The point is, is there a way to make it work on windows? The seller is reporting it does not work on windows (device cannot start error) and I would expect it to work only in its own IBM system, but the seller also reports that it does work on Linux and even on Mac OS. Ill share the screenshots below:
re: windows- As far as I know, no. Maybe with some hacking of the windows nvme driver it's possible but that's beyond my ability.
Does it 'work' in linux/mac, yes you can boot up with it, format it (sorta), etc., but is it usable? not really.
Why is not usable? As you can see in the screenshots the drive presents itself as a 40TB drive but the drive is a 19.2TB drive. What happens when you write more than 19.2TB of incompressible data? You corrupt the filesystem and get massive hardware errors from both the drive and filesystem. These drives are designed to have continuous communication between the o/s and firmware of the drive. You may think that by restricting the namespace or filesystem size you might be able to skirt around the issue but my partner found it still corrupts data.
See page 19.
As far as I know, there's no way to disable the hardware compression/encryption and turn the drive into a normal nvme device. Most standard nvme commands/features don't work. Namespace? Only 1 allowed. Power level settings? Don't work.
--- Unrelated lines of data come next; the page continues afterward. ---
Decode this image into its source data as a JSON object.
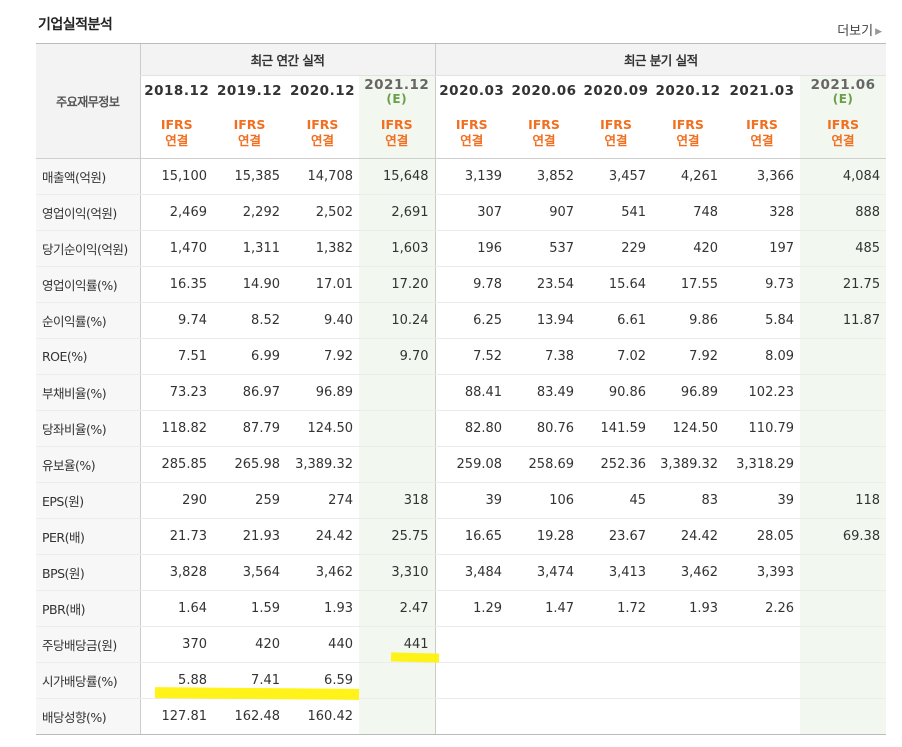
{
  "header": {
    "title": "기업실적분석",
    "more_label": "더보기",
    "row_label_header": "주요재무정보",
    "annual_group": "최근 연간 실적",
    "quarter_group": "최근 분기 실적",
    "annual_periods": [
      {
        "date": "2018.12",
        "est": ""
      },
      {
        "date": "2019.12",
        "est": ""
      },
      {
        "date": "2020.12",
        "est": ""
      },
      {
        "date": "2021.12",
        "est": "(E)"
      }
    ],
    "quarter_periods": [
      {
        "date": "2020.03",
        "est": ""
      },
      {
        "date": "2020.06",
        "est": ""
      },
      {
        "date": "2020.09",
        "est": ""
      },
      {
        "date": "2020.12",
        "est": ""
      },
      {
        "date": "2021.03",
        "est": ""
      },
      {
        "date": "2021.06",
        "est": "(E)"
      }
    ],
    "ifrs_line1": "IFRS",
    "ifrs_line2": "연결"
  },
  "rows": [
    {
      "label": "매출액(억원)",
      "values": [
        "15,100",
        "15,385",
        "14,708",
        "15,648",
        "3,139",
        "3,852",
        "3,457",
        "4,261",
        "3,366",
        "4,084"
      ]
    },
    {
      "label": "영업이익(억원)",
      "values": [
        "2,469",
        "2,292",
        "2,502",
        "2,691",
        "307",
        "907",
        "541",
        "748",
        "328",
        "888"
      ]
    },
    {
      "label": "당기순이익(억원)",
      "values": [
        "1,470",
        "1,311",
        "1,382",
        "1,603",
        "196",
        "537",
        "229",
        "420",
        "197",
        "485"
      ]
    },
    {
      "label": "영업이익률(%)",
      "values": [
        "16.35",
        "14.90",
        "17.01",
        "17.20",
        "9.78",
        "23.54",
        "15.64",
        "17.55",
        "9.73",
        "21.75"
      ]
    },
    {
      "label": "순이익률(%)",
      "values": [
        "9.74",
        "8.52",
        "9.40",
        "10.24",
        "6.25",
        "13.94",
        "6.61",
        "9.86",
        "5.84",
        "11.87"
      ]
    },
    {
      "label": "ROE(%)",
      "values": [
        "7.51",
        "6.99",
        "7.92",
        "9.70",
        "7.52",
        "7.38",
        "7.02",
        "7.92",
        "8.09",
        ""
      ]
    },
    {
      "label": "부채비율(%)",
      "values": [
        "73.23",
        "86.97",
        "96.89",
        "",
        "88.41",
        "83.49",
        "90.86",
        "96.89",
        "102.23",
        ""
      ]
    },
    {
      "label": "당좌비율(%)",
      "values": [
        "118.82",
        "87.79",
        "124.50",
        "",
        "82.80",
        "80.76",
        "141.59",
        "124.50",
        "110.79",
        ""
      ]
    },
    {
      "label": "유보율(%)",
      "values": [
        "285.85",
        "265.98",
        "3,389.32",
        "",
        "259.08",
        "258.69",
        "252.36",
        "3,389.32",
        "3,318.29",
        ""
      ]
    },
    {
      "label": "EPS(원)",
      "values": [
        "290",
        "259",
        "274",
        "318",
        "39",
        "106",
        "45",
        "83",
        "39",
        "118"
      ]
    },
    {
      "label": "PER(배)",
      "values": [
        "21.73",
        "21.93",
        "24.42",
        "25.75",
        "16.65",
        "19.28",
        "23.67",
        "24.42",
        "28.05",
        "69.38"
      ]
    },
    {
      "label": "BPS(원)",
      "values": [
        "3,828",
        "3,564",
        "3,462",
        "3,310",
        "3,484",
        "3,474",
        "3,413",
        "3,462",
        "3,393",
        ""
      ]
    },
    {
      "label": "PBR(배)",
      "values": [
        "1.64",
        "1.59",
        "1.93",
        "2.47",
        "1.29",
        "1.47",
        "1.72",
        "1.93",
        "2.26",
        ""
      ]
    },
    {
      "label": "주당배당금(원)",
      "values": [
        "370",
        "420",
        "440",
        "441",
        "",
        "",
        "",
        "",
        "",
        ""
      ]
    },
    {
      "label": "시가배당률(%)",
      "values": [
        "5.88",
        "7.41",
        "6.59",
        "",
        "",
        "",
        "",
        "",
        "",
        ""
      ]
    },
    {
      "label": "배당성향(%)",
      "values": [
        "127.81",
        "162.48",
        "160.42",
        "",
        "",
        "",
        "",
        "",
        "",
        ""
      ]
    }
  ],
  "colors": {
    "ifrs_orange": "#f16f21",
    "estimate_bg": "#f2f8ef",
    "estimate_text": "#6a9e4a",
    "highlight": "#fff200"
  }
}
So you're stuck with a drive that has poor i/o (it's really bad since it's trying to compress everything and is designed to run in parallel with other drives), has poor throughput (1gb/s if you're lucky) that sub performs a typical SAS3 drive but uses a NVMe connector.
We had one a while back and that's what my partner concluded. Maybe I'll grab one and play around with it, but in my opinion it's over priced for what it is- a $900 headache mystery box that barely outperforms 2x 10tb spinners with questionable reliability.